Un navire des forces frontalières assiste un groupe de personnes que l'on pense être des migrants à bord depuis leur canot pneumatique dans la Manche. Le gouvernement britannique tente de limiter le nombre de personnes qui traversent la France en petits bateaux.

Trente migrants dont trois enfants ont été secourus en mer et ramenés sur les côtes françaises lundi matin alors qu'ils tentaient de rejoindre l'Angleterre à bord de deux embarcations de fortune, a indiqué la préfecture maritime.

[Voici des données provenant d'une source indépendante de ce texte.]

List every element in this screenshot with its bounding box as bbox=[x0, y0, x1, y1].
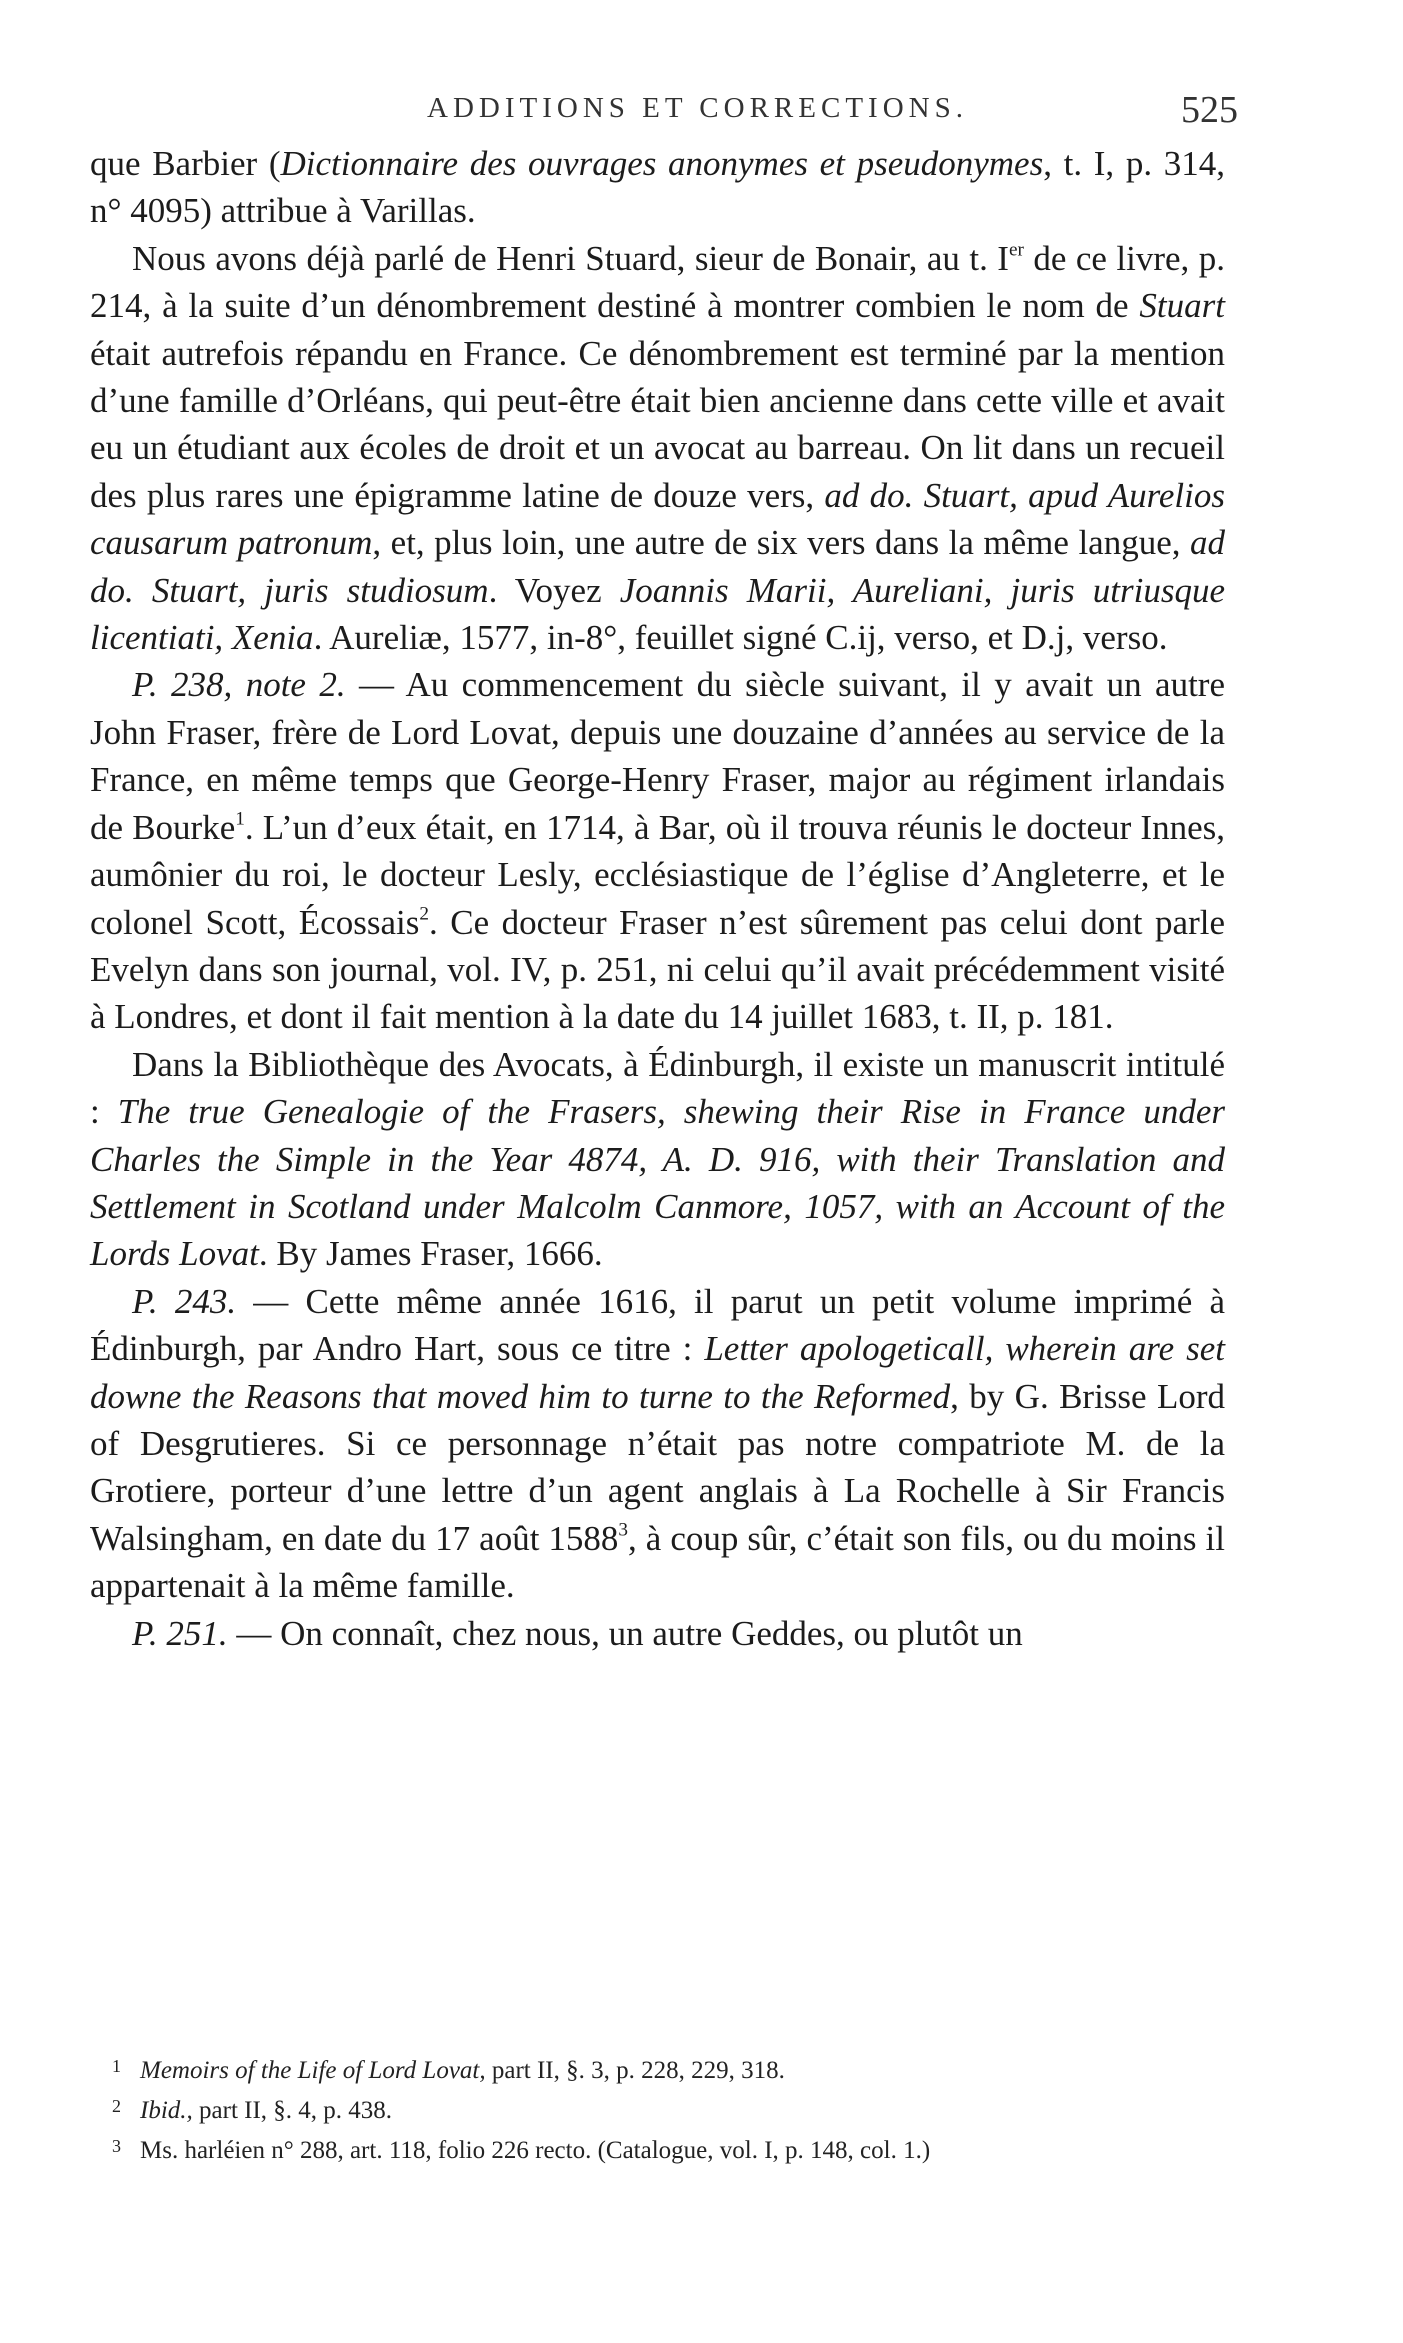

Dans la nuit de dimanche à lundi, un ferry au large de Gravelines (Nord) a prévenu le centre régional opérationnel de surveillance et de sauvetage (CROSS) Gris-Nez de la présence d'une embarcation, avec à son bord 18 migrants dont un enfant, précise dans un communiqué la préfecture de la Manche et de la mer du Nord. Un navire de la Marine nationale les a récupérés et ramenés sur le littoral français.

Par ailleurs, une embarcation de 12 migrants en difficulté au large des côtes françaises a été ramenée à terre par les sauveteurs.

Tous ont été pris en charge par les pompiers et présentés à la police aux frontières.

Depuis fin 2018, ces traversées illégales de la Manche se multiplient malgré les mises en garde répétées des autorités soulignant le danger lié à la densité du trafic, aux forts courants et à la faible température de l'eau.

En 2020, plus de 9.500 traversées ou tentatives de traversée de ce type ont été recensées, soit quatre fois plus qu'en 2019, selon un bilan des autorités françaises. Six personnes ont péri et trois ont disparu, après quatre morts en 2019.